Anche in sede accademica, diversi studiosi mettono in dubbio la legittimità giuridica del provvedimento, segnalando il rischio che l’UE stia creando un precedente per estendere le proprie competenze a scapito della sovranità dei Parlamenti nazionali.
Il voto italiano
Nonostante queste perplessità, l’Italia ha votato a favore del provvedimento in sede di Consiglio dell’Unione Europea il 26 marzo 2024, approvando formalmente l’accordo raggiunto tra Parlamento e Consiglio.

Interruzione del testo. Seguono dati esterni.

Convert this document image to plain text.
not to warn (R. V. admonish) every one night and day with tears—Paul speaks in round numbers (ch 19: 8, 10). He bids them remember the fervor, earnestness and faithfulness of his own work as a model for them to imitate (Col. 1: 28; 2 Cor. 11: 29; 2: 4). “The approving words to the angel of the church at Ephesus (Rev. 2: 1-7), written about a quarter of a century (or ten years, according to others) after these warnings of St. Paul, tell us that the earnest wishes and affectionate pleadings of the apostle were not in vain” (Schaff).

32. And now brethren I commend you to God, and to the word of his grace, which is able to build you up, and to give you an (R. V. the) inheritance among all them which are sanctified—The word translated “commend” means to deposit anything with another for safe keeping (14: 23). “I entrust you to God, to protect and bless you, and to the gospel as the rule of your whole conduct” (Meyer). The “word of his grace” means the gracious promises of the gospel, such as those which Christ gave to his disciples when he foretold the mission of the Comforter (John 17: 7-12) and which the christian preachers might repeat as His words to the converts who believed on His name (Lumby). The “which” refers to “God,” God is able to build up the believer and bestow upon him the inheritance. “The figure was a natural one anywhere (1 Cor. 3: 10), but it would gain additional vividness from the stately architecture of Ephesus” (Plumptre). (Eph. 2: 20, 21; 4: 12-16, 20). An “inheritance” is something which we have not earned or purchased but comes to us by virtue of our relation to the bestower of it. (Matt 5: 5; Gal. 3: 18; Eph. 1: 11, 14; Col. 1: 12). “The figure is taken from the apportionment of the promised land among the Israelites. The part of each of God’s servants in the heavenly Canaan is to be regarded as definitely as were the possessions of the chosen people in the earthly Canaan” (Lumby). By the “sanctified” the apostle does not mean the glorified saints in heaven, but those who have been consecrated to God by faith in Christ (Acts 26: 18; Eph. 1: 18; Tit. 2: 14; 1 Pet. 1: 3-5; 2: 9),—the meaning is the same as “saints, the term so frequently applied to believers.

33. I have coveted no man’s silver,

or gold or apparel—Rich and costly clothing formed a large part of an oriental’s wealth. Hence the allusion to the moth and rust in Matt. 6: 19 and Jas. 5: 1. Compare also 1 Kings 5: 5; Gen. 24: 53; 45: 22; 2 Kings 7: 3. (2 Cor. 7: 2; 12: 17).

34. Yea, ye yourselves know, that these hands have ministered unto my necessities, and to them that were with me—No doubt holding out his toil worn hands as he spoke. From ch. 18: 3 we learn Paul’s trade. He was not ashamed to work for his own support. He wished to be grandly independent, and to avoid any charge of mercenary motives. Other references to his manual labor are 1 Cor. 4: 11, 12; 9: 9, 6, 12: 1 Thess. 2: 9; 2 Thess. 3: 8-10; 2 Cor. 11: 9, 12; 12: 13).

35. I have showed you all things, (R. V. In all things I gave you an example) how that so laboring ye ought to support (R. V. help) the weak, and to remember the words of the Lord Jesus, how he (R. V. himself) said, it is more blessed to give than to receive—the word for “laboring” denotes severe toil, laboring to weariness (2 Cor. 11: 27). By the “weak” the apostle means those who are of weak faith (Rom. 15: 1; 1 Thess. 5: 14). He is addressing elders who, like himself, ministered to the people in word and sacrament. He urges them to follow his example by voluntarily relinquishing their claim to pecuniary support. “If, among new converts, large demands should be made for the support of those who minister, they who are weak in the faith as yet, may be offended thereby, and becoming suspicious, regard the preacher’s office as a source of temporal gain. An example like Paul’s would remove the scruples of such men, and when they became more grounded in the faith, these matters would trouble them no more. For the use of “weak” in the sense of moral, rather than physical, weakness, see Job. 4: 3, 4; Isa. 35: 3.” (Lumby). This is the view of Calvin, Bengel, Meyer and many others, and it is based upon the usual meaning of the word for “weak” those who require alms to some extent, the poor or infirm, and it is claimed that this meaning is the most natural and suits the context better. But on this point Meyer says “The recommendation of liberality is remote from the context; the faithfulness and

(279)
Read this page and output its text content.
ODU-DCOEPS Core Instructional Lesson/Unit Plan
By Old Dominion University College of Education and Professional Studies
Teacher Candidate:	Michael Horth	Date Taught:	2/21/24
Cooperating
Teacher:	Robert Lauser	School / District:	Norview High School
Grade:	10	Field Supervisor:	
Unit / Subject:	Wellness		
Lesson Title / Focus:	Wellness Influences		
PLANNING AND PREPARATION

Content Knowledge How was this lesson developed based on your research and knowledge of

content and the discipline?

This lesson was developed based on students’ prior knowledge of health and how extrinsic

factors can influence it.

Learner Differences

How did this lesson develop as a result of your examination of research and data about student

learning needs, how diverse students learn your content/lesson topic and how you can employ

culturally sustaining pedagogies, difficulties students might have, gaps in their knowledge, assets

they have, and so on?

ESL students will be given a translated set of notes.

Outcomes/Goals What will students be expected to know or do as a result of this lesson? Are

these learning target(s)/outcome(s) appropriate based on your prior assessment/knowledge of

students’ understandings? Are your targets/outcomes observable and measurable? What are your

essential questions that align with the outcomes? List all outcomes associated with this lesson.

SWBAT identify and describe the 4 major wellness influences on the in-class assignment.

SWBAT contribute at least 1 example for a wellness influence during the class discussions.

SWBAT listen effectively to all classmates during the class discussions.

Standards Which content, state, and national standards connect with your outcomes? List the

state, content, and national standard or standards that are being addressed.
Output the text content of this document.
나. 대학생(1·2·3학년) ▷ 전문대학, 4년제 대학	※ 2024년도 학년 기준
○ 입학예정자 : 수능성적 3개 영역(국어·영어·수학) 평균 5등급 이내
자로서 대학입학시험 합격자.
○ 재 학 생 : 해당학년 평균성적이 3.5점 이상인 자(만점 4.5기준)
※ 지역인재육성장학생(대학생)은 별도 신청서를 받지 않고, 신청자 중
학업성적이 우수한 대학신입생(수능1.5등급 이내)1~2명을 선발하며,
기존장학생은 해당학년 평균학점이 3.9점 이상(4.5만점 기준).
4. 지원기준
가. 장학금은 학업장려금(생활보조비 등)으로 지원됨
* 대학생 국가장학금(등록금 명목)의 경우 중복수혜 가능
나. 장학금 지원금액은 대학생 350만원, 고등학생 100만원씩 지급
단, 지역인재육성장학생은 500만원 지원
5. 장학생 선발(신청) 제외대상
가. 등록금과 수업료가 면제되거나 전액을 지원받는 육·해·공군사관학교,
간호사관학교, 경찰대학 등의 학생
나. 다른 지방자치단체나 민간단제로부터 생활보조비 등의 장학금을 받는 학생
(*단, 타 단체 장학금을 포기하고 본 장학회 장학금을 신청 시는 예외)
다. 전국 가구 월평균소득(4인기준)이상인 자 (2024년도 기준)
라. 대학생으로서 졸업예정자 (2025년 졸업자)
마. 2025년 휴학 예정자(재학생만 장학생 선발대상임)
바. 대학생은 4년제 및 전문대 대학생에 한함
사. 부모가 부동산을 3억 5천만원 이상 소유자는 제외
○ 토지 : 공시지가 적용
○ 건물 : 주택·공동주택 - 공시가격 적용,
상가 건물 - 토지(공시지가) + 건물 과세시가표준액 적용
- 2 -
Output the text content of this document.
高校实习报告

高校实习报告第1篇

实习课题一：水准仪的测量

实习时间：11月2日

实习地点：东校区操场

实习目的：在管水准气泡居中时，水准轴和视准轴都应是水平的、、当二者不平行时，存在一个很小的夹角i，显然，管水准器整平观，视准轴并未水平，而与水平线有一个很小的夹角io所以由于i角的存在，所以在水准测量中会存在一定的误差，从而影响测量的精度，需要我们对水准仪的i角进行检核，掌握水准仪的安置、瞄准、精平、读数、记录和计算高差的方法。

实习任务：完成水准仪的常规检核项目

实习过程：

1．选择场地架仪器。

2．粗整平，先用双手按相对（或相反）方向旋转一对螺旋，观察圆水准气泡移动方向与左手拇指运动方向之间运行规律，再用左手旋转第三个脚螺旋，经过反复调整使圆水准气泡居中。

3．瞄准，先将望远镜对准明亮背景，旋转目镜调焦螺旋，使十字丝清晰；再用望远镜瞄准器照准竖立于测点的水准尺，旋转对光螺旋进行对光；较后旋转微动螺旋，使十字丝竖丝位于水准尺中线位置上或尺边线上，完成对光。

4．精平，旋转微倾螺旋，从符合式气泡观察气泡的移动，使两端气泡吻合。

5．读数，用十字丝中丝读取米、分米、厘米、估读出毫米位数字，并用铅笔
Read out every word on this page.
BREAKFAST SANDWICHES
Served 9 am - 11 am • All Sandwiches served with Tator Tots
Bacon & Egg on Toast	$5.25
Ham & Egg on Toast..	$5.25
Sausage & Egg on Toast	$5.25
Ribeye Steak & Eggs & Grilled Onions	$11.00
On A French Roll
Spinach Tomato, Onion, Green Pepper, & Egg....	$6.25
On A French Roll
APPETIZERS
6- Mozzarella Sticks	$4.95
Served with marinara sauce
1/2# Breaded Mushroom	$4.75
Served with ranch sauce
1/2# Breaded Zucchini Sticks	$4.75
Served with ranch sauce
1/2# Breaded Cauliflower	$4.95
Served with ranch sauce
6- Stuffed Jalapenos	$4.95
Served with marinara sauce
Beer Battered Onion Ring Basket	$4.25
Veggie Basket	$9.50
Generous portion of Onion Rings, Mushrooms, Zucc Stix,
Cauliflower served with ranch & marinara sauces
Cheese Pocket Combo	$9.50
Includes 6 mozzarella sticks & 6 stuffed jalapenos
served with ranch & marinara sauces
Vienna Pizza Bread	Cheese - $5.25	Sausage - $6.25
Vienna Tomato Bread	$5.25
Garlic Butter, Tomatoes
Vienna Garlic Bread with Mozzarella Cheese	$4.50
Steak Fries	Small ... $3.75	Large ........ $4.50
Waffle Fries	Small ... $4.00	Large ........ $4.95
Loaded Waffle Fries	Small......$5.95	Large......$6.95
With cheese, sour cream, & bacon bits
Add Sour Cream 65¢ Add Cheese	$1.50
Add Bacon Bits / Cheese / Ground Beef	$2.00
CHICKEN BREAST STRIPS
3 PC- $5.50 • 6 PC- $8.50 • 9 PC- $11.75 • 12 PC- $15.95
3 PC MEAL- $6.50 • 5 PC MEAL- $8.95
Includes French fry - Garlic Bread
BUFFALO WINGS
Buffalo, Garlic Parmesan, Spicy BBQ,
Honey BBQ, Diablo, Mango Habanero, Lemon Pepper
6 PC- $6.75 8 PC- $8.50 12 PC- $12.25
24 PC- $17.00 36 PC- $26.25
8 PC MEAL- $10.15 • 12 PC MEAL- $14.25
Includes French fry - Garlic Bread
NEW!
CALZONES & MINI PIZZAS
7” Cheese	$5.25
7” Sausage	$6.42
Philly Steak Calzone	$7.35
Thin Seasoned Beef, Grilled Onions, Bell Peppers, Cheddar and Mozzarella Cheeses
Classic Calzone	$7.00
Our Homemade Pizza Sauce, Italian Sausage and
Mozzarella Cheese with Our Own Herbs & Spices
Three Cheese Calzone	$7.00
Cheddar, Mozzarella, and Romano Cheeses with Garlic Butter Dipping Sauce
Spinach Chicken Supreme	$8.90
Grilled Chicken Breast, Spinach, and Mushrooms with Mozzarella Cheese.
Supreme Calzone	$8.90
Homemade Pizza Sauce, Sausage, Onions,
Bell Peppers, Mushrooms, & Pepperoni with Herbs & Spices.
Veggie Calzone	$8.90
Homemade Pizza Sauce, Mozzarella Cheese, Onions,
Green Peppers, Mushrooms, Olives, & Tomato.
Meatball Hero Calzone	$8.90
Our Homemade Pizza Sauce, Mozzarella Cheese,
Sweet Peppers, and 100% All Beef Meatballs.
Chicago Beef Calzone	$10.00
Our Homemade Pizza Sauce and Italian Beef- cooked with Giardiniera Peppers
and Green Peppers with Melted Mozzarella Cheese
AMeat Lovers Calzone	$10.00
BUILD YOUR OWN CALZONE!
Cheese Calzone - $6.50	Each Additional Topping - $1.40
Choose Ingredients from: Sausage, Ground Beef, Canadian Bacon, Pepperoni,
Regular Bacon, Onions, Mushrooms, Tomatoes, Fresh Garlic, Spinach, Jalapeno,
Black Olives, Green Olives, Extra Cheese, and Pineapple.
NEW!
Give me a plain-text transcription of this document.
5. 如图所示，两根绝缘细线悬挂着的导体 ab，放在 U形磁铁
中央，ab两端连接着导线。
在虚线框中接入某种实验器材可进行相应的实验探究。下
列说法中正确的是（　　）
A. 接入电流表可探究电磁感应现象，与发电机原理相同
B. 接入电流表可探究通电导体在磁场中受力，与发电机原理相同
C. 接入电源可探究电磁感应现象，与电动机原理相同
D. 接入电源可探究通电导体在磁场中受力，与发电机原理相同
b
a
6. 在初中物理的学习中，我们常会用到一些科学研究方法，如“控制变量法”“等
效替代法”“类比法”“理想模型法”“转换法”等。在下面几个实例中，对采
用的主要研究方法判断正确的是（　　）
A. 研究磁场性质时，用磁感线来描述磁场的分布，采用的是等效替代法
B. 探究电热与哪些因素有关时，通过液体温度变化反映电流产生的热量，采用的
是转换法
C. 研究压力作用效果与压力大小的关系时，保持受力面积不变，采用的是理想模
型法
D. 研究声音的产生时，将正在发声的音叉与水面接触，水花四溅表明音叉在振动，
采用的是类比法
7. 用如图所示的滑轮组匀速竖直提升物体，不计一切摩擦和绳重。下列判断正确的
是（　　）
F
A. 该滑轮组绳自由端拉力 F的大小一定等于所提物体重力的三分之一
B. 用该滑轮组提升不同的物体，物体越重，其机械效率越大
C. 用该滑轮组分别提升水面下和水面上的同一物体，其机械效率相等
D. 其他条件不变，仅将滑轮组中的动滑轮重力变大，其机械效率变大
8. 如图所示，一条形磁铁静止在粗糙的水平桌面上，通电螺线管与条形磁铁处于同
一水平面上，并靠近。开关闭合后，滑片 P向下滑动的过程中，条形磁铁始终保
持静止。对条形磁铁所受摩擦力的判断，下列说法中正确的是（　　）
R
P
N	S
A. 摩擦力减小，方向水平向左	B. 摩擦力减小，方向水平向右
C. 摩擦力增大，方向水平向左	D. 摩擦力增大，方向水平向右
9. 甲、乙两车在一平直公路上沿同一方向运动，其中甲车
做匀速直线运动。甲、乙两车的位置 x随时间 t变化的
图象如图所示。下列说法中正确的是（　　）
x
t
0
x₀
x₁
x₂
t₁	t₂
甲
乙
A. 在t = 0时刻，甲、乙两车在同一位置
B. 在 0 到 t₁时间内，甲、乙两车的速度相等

Nessuna opposizione o riserva pubblica è stata sollevata dal governo italiano, che ha dunque confermato l’orientamento favorevole all’approccio europeo in tema di libertà dei media.
Un precedente da monitorare
Il cuore del dibattito non è solo sul contenuto del regolamento, ma sul principio politico che esso introduce: può l’Unione Europea regolamentare direttamente uno dei pilastri della vita democratica – la stampa – senza un esplicito mandato popolare?
Per i critici, l’EMFA rischia di diventare un precedente pericoloso, aprendo la porta a un controllo centralizzato che, pur mascherato da garanzie democratiche, potrebbe degenerare in vigilanza ideologica e ridurre lo spazio di libertà per la stampa non allineata.